Eh. I have a good memory for anything I discovered before I discovered girls. Yes. It is weirdly paradoxical. A couple of months ago I got it into my head, "Hey, the Joker's giant playing card that hangs in the Batcave -- I wonder where the first time we ever saw that was." So, I went and looked it up. It's "Batman" #32 by the way, and the reason I remember that is the same reason I remember all my comics stuff. It'll be in my head until the day I die. Conversely, if you put a gun to my head and ask me what I had for lunch yesterday, it would be all over. It's this weirdly segregated brain where I can still reel off the titles of every "Justice League" story from the 1960s, and yet, more and more, I still find myself standing in the living room going, "Wait. Why did I come in here again?"

Priorities.

[Laughs] You know, when I was a kid, I had a ritual. I read every comic that I bought, twice. Not once, but twice. Since then I've read them thousands of times, but I mean I would read them carefully, twice. I'd read that week's books and then I'd go back. I'd look at them and take notes. I would take out a 3x5 index card and for every comic book I owned, I would write down the issue number and story title, the date of purchase, all the creative credits, and I would keep it in a giant, metal file box. This was an obsession of mine until I was 16, 17, 18 years old. That stuff seams to be vacuum-sealed in my memory until the day I die.

Was there--

I do not recommend this course of action, by the way. Go outside and ride your bike. That's my recommendation.
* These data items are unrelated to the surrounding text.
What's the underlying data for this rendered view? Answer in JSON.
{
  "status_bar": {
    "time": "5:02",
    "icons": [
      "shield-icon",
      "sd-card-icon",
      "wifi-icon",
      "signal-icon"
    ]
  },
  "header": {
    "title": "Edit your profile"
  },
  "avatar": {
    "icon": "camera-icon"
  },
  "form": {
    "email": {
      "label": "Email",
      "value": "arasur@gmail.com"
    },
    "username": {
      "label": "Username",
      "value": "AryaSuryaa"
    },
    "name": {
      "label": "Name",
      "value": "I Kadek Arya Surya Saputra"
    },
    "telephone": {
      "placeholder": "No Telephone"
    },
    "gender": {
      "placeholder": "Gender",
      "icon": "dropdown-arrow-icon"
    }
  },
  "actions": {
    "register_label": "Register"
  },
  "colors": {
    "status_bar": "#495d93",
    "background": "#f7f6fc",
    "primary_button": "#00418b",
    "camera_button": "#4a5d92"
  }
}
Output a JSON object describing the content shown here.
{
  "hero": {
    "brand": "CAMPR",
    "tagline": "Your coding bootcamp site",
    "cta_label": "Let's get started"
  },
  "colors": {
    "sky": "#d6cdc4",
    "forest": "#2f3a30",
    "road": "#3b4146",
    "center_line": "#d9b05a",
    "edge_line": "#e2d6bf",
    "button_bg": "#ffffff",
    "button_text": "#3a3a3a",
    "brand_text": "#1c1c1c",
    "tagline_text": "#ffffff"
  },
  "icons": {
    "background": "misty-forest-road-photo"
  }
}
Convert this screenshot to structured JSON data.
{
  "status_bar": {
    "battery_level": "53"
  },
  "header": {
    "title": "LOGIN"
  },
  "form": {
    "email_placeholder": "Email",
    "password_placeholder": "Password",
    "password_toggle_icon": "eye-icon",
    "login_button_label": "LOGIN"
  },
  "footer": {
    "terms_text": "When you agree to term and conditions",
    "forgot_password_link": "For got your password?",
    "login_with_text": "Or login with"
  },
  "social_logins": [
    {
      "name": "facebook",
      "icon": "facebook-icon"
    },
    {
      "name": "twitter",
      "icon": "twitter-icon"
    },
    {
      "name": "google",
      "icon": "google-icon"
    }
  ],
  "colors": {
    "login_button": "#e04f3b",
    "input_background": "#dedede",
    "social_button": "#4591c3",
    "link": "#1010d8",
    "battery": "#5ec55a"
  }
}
Was that leading towards any kind of goal? Did you want to write a book about all of that material or--?

Not really.

RELATED: Waid Gives San Francisco a Guardian "Daredevil"

It was just ritual.

A ritual and a documentation in a way. A way of sort of -- I don't know. A way of accumulating knowledge about these books. I just liked knowing this stuff. When I was nine, DC published this 100-page book called "The World's Greatest Superheroes." 50 cents. 100-pages of reprints. In it, it listed every single DC hero who'd appeared up to that point and their very first appearance. That's all it was. A bargain basement list of names and first appearances. I wrote every single one of those on a separate file card. I did my research and looked up their origins, write my own synopsis of them. I wrote my own Who's Who when I was nine years-old. I did this all through junior high school. I did this with Marvel characters. I did this with any superhero or comic book character I could find. I would just research and write and gather. When I was in college and after college, I worked for an accountant who, in the evenings, would let me work on the computers and dBase -- to date myself -- to create a master list of every reprinted story I could find, so that I'd always know where these stories came from and if I was stuck at a convention and I had to choose between two old issues of "Jimmy Olsen" I could check the list. "Oh, I've read these stories, but I don't have this issue."

Is this stuff still around? These records?

Oh, yeah. It hasn't been updated for a million years, but there's still file boxes and binders in my office. The internet's made it very superfluous. I can search for that stuff on comic.org much faster than I can open up a file box at this point.

It's still interesting as a personal record.

[Laughs] Yes. These are the kinds of things they'll find in my office when I have that heart attack that is only one staircase away.